А здесь что-то новенькое — новостройка. Раньше на её месте стояла палатка с мороженым, единственная в городе работавшая всю зиму. В сугубые холода окошко в ней было наглухо закрыто, подходили к ней редко, однако, ободряющая надпись «Открыто — стучите» давала надежду на то, что полакомиться щербетом в -20 ты всё же сможешь. Мы со Славой проходили мимо почти каждый день, но эта надпись или, ещё лучше, торчащая из-под стекла книга, благодаря которой окошко оставалось полуоткрытым во время оттепели, служили нам маяком в бесконечной бели и пурге.

Я шла домой, то и дело мотая головой в разные стороны, всюду находя нечто знакомое и родное, как вдруг услышала своё имя. «Девушка, у вас всё в порядке?» — я была готова поверить, что слышу эти слова. Но нет — на деле только моё имя. Очень отчётливо. К тому же голос женский. Но меня ли окликнули? Мало ли здесь живёт Ник…

— Липатова! Вероника! Я к тебе обращаюсь!
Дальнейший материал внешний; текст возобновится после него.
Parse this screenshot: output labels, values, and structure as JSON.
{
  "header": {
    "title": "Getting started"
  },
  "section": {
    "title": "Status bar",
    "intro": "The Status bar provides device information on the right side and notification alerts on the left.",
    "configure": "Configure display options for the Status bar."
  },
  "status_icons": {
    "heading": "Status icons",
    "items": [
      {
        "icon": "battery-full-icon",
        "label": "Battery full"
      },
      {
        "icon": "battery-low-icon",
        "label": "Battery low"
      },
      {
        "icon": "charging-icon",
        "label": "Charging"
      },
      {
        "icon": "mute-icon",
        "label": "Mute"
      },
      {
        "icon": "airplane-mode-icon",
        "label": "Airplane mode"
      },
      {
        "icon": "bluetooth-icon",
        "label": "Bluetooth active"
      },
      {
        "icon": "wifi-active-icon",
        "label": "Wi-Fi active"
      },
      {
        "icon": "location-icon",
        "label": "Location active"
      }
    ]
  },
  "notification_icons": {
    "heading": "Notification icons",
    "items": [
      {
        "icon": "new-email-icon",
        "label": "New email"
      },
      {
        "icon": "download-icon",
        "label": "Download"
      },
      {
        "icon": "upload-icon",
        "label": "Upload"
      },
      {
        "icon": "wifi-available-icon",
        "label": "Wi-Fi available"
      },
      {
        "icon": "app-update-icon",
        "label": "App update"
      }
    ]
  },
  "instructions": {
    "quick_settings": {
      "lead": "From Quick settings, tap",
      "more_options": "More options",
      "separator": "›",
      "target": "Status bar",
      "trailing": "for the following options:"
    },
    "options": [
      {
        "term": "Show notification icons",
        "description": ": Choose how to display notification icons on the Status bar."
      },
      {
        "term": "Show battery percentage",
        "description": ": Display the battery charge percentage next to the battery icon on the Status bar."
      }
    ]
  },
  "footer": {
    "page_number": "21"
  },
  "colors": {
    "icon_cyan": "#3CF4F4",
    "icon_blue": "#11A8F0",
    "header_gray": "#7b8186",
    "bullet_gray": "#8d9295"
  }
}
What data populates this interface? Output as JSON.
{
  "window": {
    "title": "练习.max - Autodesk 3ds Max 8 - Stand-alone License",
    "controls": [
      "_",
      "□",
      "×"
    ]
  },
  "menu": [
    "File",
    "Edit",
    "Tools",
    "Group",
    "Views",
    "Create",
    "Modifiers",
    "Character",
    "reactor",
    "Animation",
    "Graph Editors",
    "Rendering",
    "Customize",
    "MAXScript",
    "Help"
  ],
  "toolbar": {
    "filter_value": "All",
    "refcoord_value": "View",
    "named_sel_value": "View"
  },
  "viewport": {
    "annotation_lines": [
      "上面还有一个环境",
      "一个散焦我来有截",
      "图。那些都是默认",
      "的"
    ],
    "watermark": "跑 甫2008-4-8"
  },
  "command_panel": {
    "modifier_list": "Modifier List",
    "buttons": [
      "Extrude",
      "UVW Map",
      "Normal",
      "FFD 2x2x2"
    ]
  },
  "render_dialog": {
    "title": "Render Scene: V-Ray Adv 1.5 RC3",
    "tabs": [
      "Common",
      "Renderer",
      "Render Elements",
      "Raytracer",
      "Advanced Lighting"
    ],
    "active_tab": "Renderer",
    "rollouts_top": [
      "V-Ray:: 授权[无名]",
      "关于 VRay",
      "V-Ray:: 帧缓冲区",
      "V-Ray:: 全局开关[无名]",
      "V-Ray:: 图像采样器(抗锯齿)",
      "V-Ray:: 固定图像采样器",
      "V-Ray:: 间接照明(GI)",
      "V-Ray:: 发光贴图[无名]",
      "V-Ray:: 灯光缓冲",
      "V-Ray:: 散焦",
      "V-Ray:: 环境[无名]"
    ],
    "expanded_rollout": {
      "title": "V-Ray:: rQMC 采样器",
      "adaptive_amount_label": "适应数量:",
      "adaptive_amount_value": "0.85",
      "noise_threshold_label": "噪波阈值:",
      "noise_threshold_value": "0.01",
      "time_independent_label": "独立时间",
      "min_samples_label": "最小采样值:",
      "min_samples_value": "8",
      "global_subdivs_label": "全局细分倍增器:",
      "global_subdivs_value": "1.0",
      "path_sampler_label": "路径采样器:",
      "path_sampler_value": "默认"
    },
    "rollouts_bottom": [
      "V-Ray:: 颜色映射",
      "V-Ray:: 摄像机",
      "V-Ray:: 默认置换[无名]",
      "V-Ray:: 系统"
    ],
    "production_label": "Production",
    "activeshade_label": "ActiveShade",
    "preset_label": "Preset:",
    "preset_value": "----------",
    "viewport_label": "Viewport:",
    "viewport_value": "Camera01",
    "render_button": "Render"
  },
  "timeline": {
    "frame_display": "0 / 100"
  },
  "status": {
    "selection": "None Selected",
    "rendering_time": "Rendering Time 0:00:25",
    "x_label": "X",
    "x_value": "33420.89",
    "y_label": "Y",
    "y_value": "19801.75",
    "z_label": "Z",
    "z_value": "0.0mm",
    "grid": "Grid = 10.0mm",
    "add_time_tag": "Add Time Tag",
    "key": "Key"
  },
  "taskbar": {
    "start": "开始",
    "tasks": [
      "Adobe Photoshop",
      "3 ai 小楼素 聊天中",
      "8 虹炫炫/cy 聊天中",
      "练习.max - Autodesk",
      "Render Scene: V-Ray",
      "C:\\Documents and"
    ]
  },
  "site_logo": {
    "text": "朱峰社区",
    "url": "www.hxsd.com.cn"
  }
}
Этот голос… Высокий, чуть надменный — командирский. Не может же это и вправду быть… Катька.

— Катя?! — я чуть не вскрикнула, когда, обернувшись, обнаружила перед собой во плоти человека из прошлого, о котором лишь недавно читала такие болезненные воспоминания в дневнике. Мы не виделись с выпускного.

— Глядите-ка, признала! Я уж думала, что так и не докричусь. А ты всё такая же, Ника — вся в себе, да?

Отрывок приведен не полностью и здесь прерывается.